If you are considering making a gift of annuities in trust, keep the following in mind:
If an individual who holds an annuity contract transfers it without full and adequate consideration, such individual shall be treated as receiving an amount equal to the excess of the cash surrender value of such contract at the time of transfer, over the investment in such contract at such time, under the contract as an amount not received as an annuity.
In other words, gifting an annuity triggers gain to the annuity owner to the extent the cash surrender value exceeds basis, as a general rule.
In may be possible to avoid the general rule through proper drafting. There is at least one IRS private letter ruling that indicates there is no ownership change for income tax purposes when an annuity owner transfers his annuity to a grantor trust. A grantor trust is a trust containing certain provisions that cause it to be ignored as a separate entity for income tax purposes (but not necessarily estate and gift tax purposes). However, private letter rulings may not be relied upon as binding authority against the IRS. Nonetheless, there is reason to believe that gain is not triggered when the transferee is a grantor trust.
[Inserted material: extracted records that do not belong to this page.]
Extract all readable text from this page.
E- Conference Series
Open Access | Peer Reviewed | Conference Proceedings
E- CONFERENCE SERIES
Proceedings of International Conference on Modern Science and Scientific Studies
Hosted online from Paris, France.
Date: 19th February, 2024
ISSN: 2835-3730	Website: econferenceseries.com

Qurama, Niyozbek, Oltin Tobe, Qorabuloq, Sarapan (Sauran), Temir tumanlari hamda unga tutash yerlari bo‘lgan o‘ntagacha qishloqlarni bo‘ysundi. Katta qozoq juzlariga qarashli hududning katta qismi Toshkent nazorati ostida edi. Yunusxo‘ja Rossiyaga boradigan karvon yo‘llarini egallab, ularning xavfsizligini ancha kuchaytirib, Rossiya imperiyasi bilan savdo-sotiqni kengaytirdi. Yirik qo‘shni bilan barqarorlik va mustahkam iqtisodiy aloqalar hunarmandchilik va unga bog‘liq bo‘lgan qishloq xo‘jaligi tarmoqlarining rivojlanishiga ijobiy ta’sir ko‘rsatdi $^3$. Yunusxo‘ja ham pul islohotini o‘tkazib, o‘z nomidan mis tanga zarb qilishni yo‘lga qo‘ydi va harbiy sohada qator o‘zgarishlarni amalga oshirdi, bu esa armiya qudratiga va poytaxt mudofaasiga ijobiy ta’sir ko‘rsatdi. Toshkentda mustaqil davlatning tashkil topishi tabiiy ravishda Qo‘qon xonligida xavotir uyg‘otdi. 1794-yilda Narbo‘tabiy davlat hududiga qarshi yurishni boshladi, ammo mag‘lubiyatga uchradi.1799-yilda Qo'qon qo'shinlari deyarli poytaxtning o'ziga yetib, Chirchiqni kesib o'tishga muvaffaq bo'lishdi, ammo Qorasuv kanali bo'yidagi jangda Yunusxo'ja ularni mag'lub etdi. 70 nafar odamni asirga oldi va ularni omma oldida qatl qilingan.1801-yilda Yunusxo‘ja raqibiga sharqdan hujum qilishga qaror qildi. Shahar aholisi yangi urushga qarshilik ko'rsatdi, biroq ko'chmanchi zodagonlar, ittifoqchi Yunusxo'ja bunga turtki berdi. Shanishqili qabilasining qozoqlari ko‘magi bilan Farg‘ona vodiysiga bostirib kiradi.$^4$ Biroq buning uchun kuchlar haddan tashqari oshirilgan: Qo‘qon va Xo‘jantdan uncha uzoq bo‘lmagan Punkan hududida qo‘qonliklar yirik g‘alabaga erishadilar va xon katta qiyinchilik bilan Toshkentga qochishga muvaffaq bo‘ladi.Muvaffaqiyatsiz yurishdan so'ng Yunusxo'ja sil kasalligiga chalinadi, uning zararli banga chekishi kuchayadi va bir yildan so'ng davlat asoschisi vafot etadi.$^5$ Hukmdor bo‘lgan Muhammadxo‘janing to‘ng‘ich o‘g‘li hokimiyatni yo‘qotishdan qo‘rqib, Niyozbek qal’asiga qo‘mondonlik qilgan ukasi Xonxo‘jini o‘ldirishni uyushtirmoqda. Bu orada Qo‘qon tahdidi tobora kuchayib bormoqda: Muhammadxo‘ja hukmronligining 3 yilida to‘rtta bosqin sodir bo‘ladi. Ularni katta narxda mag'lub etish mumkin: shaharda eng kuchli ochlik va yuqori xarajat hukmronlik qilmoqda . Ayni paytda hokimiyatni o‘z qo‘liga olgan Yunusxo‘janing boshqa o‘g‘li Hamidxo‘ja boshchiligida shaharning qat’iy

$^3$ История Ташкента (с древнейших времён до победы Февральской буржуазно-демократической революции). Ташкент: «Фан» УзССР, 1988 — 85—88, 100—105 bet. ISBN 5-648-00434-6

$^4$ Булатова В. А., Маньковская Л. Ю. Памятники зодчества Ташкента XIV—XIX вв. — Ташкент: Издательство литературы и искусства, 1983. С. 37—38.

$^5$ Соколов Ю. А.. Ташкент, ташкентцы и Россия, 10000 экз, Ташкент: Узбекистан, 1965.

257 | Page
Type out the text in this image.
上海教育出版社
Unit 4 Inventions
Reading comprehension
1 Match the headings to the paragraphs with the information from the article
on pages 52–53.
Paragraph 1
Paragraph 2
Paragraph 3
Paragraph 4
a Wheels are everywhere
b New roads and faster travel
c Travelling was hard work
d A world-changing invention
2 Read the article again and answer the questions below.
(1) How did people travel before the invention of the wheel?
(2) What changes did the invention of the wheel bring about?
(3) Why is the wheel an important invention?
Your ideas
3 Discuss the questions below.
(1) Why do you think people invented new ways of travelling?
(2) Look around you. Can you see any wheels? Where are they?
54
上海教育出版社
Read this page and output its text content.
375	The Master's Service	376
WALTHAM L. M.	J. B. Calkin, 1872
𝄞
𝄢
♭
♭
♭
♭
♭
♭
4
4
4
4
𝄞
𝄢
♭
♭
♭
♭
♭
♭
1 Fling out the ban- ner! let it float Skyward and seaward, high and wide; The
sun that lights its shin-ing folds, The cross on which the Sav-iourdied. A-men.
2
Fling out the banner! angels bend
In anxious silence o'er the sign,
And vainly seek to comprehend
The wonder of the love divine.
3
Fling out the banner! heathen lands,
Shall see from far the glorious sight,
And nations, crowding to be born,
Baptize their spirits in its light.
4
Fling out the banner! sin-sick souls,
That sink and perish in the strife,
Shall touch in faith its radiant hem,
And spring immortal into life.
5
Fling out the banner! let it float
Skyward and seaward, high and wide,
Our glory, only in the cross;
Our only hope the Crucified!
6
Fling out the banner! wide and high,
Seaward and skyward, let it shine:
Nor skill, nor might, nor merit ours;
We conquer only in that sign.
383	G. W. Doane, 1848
There is another issue, but it seems to be more theoretical than real. I.R.C. § 72(u) states:
If any annuity contract is held by a person who is not a natural person, such contract shall not be treated as an annuity contract for purposes of this subtitle (other than subchapter L), and the income on the contract for any taxable year of the policyholder shall be treated as ordinary income received or accrued by the owner during such taxable year.
However, the statute goes on to say that holding by a trust or other entity as an agent for a natural person shall not be taken into account.